Dicho esto, Scott abandonó la oficina del sheriff. Quentin, que se había retorcido como una anguila bajo las miradas de Dellard, salió pisándole los talones. La puerta se cerró silenciosamente tras ellos.

Durante unos segundos Dellard permaneció de pie, inmóvil, detrás de su escritorio; solo después se sentó de nuevo y tendió la mano hacia el pulido tablero para coger la cajita en la que Slocombe guardaba su tabaco indio. Una sonrisa satisfecha se dibujó en su rostro severo.

En los círculos que frecuentaba, Dellard era conocido por ser un brillante estratega. Uno de sus puntos fuertes era influir en las personas y conseguir que hicieran lo que deseaba.

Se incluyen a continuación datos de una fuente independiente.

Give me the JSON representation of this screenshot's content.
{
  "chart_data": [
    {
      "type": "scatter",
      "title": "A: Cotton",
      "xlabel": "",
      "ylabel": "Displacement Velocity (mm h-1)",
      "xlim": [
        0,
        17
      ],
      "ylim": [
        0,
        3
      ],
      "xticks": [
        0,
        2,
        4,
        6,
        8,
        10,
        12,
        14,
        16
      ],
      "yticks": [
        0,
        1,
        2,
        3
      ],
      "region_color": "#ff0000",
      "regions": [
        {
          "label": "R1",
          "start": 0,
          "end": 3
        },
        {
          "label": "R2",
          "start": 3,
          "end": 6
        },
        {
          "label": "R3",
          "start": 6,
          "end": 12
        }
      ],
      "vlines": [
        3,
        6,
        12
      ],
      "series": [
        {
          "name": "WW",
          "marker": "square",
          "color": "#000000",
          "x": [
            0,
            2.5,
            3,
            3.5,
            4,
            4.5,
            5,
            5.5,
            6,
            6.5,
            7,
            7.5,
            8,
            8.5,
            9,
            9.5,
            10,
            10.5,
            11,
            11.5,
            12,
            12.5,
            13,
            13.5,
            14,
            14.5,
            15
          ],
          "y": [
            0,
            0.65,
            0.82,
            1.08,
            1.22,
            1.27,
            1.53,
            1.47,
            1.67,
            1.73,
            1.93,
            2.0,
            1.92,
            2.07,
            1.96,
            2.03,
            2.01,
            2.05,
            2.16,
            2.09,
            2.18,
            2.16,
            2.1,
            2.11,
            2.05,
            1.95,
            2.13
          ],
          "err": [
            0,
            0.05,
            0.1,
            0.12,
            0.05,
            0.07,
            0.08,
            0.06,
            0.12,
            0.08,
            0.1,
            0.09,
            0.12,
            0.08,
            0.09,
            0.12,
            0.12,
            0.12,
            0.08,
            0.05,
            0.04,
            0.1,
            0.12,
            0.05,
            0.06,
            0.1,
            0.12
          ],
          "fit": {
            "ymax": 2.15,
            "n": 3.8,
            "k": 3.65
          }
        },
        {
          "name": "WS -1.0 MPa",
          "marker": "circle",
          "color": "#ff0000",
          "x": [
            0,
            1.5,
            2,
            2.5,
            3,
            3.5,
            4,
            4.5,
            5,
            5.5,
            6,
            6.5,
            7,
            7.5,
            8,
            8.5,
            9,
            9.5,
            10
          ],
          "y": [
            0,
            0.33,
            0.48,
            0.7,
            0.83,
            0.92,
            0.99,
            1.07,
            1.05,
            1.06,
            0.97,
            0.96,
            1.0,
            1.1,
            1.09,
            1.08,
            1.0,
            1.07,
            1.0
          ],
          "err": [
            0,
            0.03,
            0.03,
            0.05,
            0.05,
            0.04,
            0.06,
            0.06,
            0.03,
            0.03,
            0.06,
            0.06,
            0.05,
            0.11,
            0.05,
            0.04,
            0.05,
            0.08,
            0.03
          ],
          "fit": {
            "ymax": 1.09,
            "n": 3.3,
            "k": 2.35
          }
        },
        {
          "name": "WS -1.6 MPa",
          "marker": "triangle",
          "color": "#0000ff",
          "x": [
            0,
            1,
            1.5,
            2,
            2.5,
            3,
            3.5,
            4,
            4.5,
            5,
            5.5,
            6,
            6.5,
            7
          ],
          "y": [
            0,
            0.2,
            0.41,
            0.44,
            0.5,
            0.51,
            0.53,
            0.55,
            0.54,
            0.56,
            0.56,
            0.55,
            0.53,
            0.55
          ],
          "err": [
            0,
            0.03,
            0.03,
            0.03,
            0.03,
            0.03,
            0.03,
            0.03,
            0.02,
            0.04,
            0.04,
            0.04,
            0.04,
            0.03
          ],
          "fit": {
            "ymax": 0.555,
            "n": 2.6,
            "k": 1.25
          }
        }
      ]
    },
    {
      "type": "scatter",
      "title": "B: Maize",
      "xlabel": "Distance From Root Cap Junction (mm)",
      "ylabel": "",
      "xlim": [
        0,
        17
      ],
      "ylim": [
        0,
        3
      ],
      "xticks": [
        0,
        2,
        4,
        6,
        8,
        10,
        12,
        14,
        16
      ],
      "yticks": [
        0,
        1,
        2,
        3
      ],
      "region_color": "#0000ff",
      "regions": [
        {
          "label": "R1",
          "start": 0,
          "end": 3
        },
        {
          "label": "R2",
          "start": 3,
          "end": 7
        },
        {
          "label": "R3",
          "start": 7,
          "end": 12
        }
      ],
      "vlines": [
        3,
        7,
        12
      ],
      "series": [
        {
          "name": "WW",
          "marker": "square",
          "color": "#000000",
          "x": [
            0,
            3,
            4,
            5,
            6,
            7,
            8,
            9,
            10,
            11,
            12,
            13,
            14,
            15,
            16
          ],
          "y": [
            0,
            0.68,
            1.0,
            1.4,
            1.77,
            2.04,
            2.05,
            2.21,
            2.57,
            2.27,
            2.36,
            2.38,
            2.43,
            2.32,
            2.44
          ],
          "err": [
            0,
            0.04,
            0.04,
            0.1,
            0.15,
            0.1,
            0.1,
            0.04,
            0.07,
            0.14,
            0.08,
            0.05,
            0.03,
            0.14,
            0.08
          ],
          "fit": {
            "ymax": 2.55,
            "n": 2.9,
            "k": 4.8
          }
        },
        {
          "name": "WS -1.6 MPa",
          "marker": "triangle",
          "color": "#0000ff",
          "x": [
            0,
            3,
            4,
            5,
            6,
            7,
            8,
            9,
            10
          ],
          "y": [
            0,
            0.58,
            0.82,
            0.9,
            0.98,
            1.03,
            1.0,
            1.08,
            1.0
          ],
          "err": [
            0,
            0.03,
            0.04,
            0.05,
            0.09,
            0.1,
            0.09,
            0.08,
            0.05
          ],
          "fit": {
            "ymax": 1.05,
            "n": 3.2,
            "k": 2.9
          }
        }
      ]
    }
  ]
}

En ocasiones bastaba con animarlas. Y en otras -como en el caso de ese testarudo escocés- bastaba con prohibirles algo para tener la seguridad de que harían exactamente lo que uno quería de ellos.

Los planes de Dellard se desarrollaban conforme a sus deseos.

– Perdona, tío -dijo Quentin, mientras se esforzaba en adaptarse al ritmo que sir Walter marcaba aquella mañana-, pero ¿ha sido inteligente enfrentarse a Dellard de este modo?

– No se trata de eso, muchacho -replicó Scott, a quien la conversación con el inspector había alterado visiblemente-. Había que poner las cartas sobre la mesa. En todo caso, ahora el señor Dellard sabe a qué atenerse con respecto a nosotros.

– ¿Y si tenía razón? ¿Y si realmente nos encontramos en peligro?